Entretanto, em um ponto estes dois lados da comunidade judaica se encontravam: a dura condição de estrangeiro lhes era comum.Este mecanismo de separação gerou neste grupo excluído um interessante artifício de sobrevivência: a necessidade de organizar instituições – sociedades de ajuda mútua – que refizessem uma vida social e religiosa e lhes permitissem reconstituir uma identidade pelas práticas coletivas. E foi para encontrar tais traços que, desde o início, esta pesquisa buscou localizar fontes produzidas pelos homens e mulheres envolvidos nesta atividade e, assim, abandonar leituras de terceiros acerca de sua existência. É por isso que o livro tem como imagem central a de um baile de máscaras. Desejando apreender rostos e não rótulos, objetivou-se encontrar tais pessoas e suas histórias particulares, rompendo com as máscaras sociais previamente estabelecidas.
Na pesquisa foi possível encontrar o histórico de cinco sociedades fundadas por homens e mulheres judeus envolvidos com a prostituição: a do Rio de Janeiro – Associação Beneficente Funerária e Religiosa Israelita (ABFRI) – fundada em outubro de 1906; a de São Paulo – Sociedade Feminina Religiosa e Beneficente Israelita (SFRBI) – fundada em 1924; a de Santos – Sociedade Beneficente e Religiosa Israelita de Santos – fundada em 1930; a de Buenos Aires – Sociedade de Ajuda Mútua Zwi Migdal – fundada em 1906; e a de Nova York – The New York Independent Benevolant Association – fundada em 1896.


Entretanto, só as duas primeiras são objeto do texto, pois são delas os documentos originais examinados: atas, estatutos, livro-caixa, material iconográfico e depoimentos de funcionários e/ou descendentes.

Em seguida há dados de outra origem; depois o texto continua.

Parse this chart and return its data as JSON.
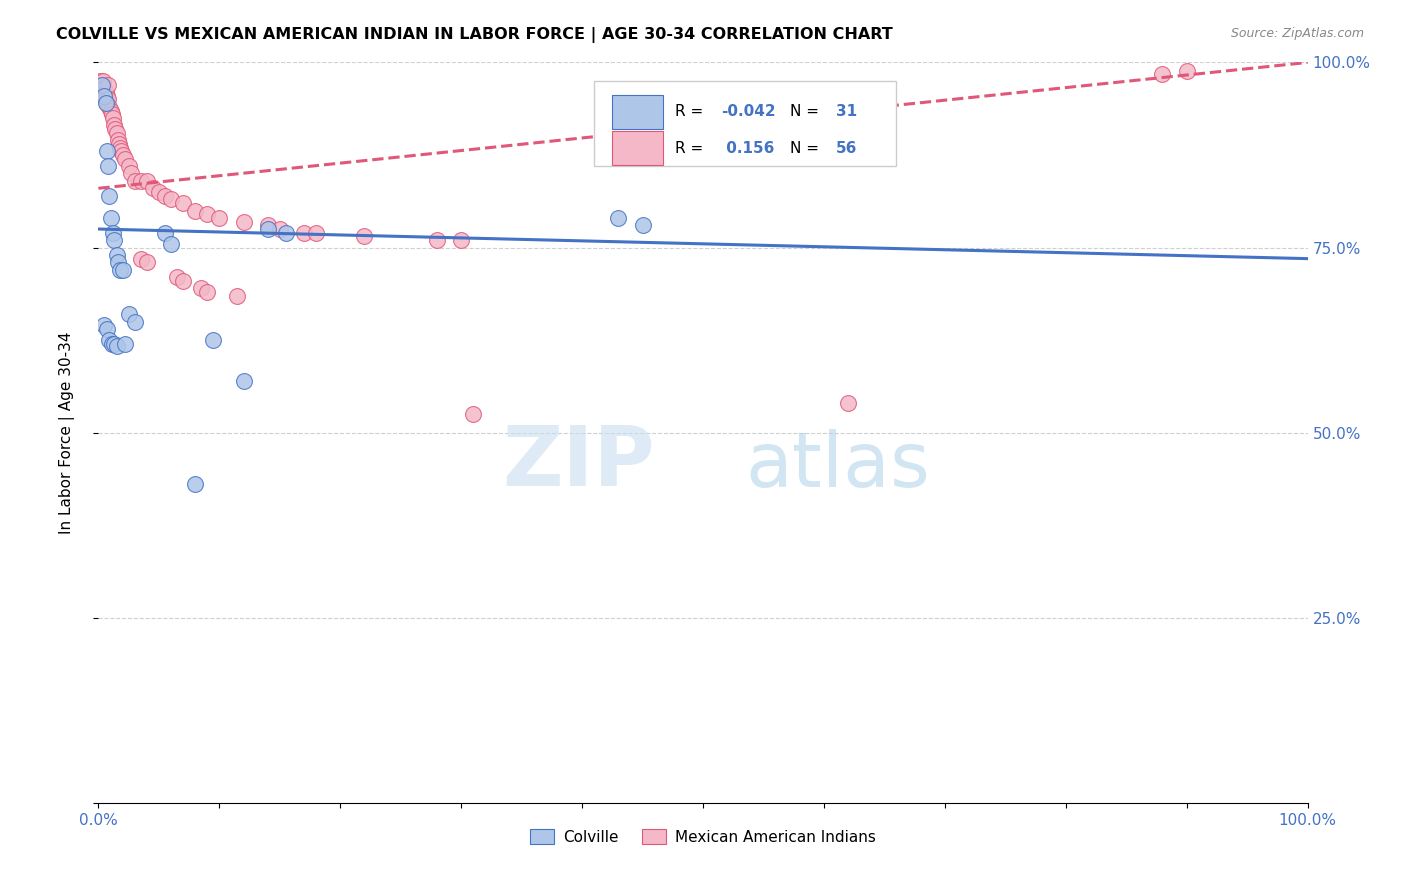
{
  "title": "COLVILLE VS MEXICAN AMERICAN INDIAN IN LABOR FORCE | AGE 30-34 CORRELATION CHART",
  "source": "Source: ZipAtlas.com",
  "ylabel": "In Labor Force | Age 30-34",
  "colville_R": -0.042,
  "colville_N": 31,
  "mexican_R": 0.156,
  "mexican_N": 56,
  "colville_color": "#aec6e8",
  "mexican_color": "#f4b8c8",
  "trendline_colville_color": "#4472c4",
  "trendline_mexican_color": "#e05878",
  "legend_label_colville": "Colville",
  "legend_label_mexican": "Mexican American Indians",
  "watermark": "ZIPatlas",
  "colville_points": [
    [
      0.003,
      0.97
    ],
    [
      0.005,
      0.955
    ],
    [
      0.006,
      0.945
    ],
    [
      0.007,
      0.88
    ],
    [
      0.008,
      0.86
    ],
    [
      0.009,
      0.82
    ],
    [
      0.01,
      0.79
    ],
    [
      0.012,
      0.77
    ],
    [
      0.013,
      0.76
    ],
    [
      0.015,
      0.74
    ],
    [
      0.016,
      0.73
    ],
    [
      0.018,
      0.72
    ],
    [
      0.02,
      0.72
    ],
    [
      0.025,
      0.66
    ],
    [
      0.03,
      0.65
    ],
    [
      0.005,
      0.645
    ],
    [
      0.007,
      0.64
    ],
    [
      0.009,
      0.625
    ],
    [
      0.011,
      0.62
    ],
    [
      0.013,
      0.62
    ],
    [
      0.015,
      0.617
    ],
    [
      0.022,
      0.62
    ],
    [
      0.055,
      0.77
    ],
    [
      0.06,
      0.755
    ],
    [
      0.14,
      0.775
    ],
    [
      0.155,
      0.77
    ],
    [
      0.43,
      0.79
    ],
    [
      0.45,
      0.78
    ],
    [
      0.095,
      0.625
    ],
    [
      0.12,
      0.57
    ],
    [
      0.08,
      0.43
    ]
  ],
  "mexican_points": [
    [
      0.001,
      0.975
    ],
    [
      0.002,
      0.97
    ],
    [
      0.003,
      0.965
    ],
    [
      0.004,
      0.975
    ],
    [
      0.005,
      0.965
    ],
    [
      0.005,
      0.955
    ],
    [
      0.006,
      0.96
    ],
    [
      0.007,
      0.955
    ],
    [
      0.007,
      0.945
    ],
    [
      0.008,
      0.97
    ],
    [
      0.008,
      0.95
    ],
    [
      0.009,
      0.94
    ],
    [
      0.01,
      0.935
    ],
    [
      0.011,
      0.93
    ],
    [
      0.012,
      0.925
    ],
    [
      0.013,
      0.915
    ],
    [
      0.014,
      0.91
    ],
    [
      0.015,
      0.905
    ],
    [
      0.016,
      0.895
    ],
    [
      0.017,
      0.89
    ],
    [
      0.018,
      0.885
    ],
    [
      0.019,
      0.88
    ],
    [
      0.02,
      0.875
    ],
    [
      0.022,
      0.87
    ],
    [
      0.025,
      0.86
    ],
    [
      0.027,
      0.85
    ],
    [
      0.03,
      0.84
    ],
    [
      0.035,
      0.84
    ],
    [
      0.04,
      0.84
    ],
    [
      0.045,
      0.83
    ],
    [
      0.05,
      0.825
    ],
    [
      0.055,
      0.82
    ],
    [
      0.06,
      0.815
    ],
    [
      0.07,
      0.81
    ],
    [
      0.08,
      0.8
    ],
    [
      0.09,
      0.795
    ],
    [
      0.1,
      0.79
    ],
    [
      0.12,
      0.785
    ],
    [
      0.14,
      0.78
    ],
    [
      0.15,
      0.775
    ],
    [
      0.17,
      0.77
    ],
    [
      0.18,
      0.77
    ],
    [
      0.22,
      0.765
    ],
    [
      0.28,
      0.76
    ],
    [
      0.3,
      0.76
    ],
    [
      0.035,
      0.735
    ],
    [
      0.04,
      0.73
    ],
    [
      0.065,
      0.71
    ],
    [
      0.07,
      0.705
    ],
    [
      0.085,
      0.695
    ],
    [
      0.09,
      0.69
    ],
    [
      0.115,
      0.685
    ],
    [
      0.31,
      0.525
    ],
    [
      0.62,
      0.54
    ],
    [
      0.88,
      0.985
    ],
    [
      0.9,
      0.988
    ]
  ],
  "trendline_colville": [
    [
      0.0,
      0.775
    ],
    [
      1.0,
      0.735
    ]
  ],
  "trendline_mexican": [
    [
      0.0,
      0.83
    ],
    [
      1.0,
      1.0
    ]
  ],
  "xlim": [
    0.0,
    1.0
  ],
  "ylim": [
    0.0,
    1.0
  ],
  "x_ticks": [
    0.0,
    0.1,
    0.2,
    0.3,
    0.4,
    0.5,
    0.6,
    0.7,
    0.8,
    0.9,
    1.0
  ],
  "y_ticks": [
    0.0,
    0.25,
    0.5,
    0.75,
    1.0
  ],
  "x_tick_labels": [
    "0.0%",
    "",
    "",
    "",
    "",
    "",
    "",
    "",
    "",
    "",
    "100.0%"
  ],
  "y_tick_labels_right": [
    "",
    "25.0%",
    "50.0%",
    "75.0%",
    "100.0%"
  ],
  "tick_color": "#4472c4",
  "grid_color": "#d0d0d0",
  "background_color": "#ffffff"
}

A entidade carioca, dirigida ora por homens ora por mulheres, pode ser mais bem percebida como uma irmandade centralizada em poucas figuras que tentou sempre superar crises, dando a impressão de um eterno recomeço e reestruturação para levar a cabo seus objetivos. A idéia de irmandade pode ser vista em dois momentos: primeiro quando o grupo de mulheres que cuidava da assistência social se auto-intitula as irmãs do "Chesed shell emes" – ou da "Caridade de Verdade", aquela que não busca recompensa. E um segundo momento, quando a Primeira Irmã Superiora falece, em 1932.


A materialização desta noção de irmandade encontra-se na lápide de Fanny Zusman, no cemitério fundado pela entidade carioca e que se localiza no bairro de Inhaúma (RJ), este é o primeiro cemitério judeu da cidade. Em São Paulo, a comunidade judaica permitiu, por um lado, que as polacas fossem amparadas no Lar dos Velhos (asilo mantido pela comunidade no bairro de Vila Mariana), e não permitiu, por outro, a manutenção de suas identidades quando do translado dos corpos do Cemitério Israelita de Santana/Chora Menino para o Cemitério Israelita do Butantã. Nos anos de 1970, após a desestruturação física da entidade paulista, com a velhice de seus membros, o cemitério da sociedade, em Santana/SP, foi desapropriado pela Prefeitura dado o seu estado de abandono.


Os corpos não reclamados por parentes foram removidos para o cemitério israelita da cidade. Só em 27/2/2000, certamente pelos desdobramentos que a publicação de meu livro obteve, a Sociedade Cemitério Israelita Chevra Kadish, de SP, recolocou os nomes nas lápides vindas de Santana/Chora Menino, numa cerimônia que contou com a presença e a reza do Rabino Soibel. Portanto, caro jornalista Oscar Pilagallo, teses dão muito prazer e trabalho aos seus autores. Um estudo como este, financiado pela CAPES, num Programa de Pós Graduação em História como o da Universidade Federal Fluminense, de grau máximo, não ficou nas prateleiras das bibliotecas. Ganhou as estantes das livrarias e inúmeras reportagens a época. O tema merecia uma pesquisa sua para elaborar a resenha. Até porque, ao que parece, indicações no livro recente “beberam” nas minhas reflexões.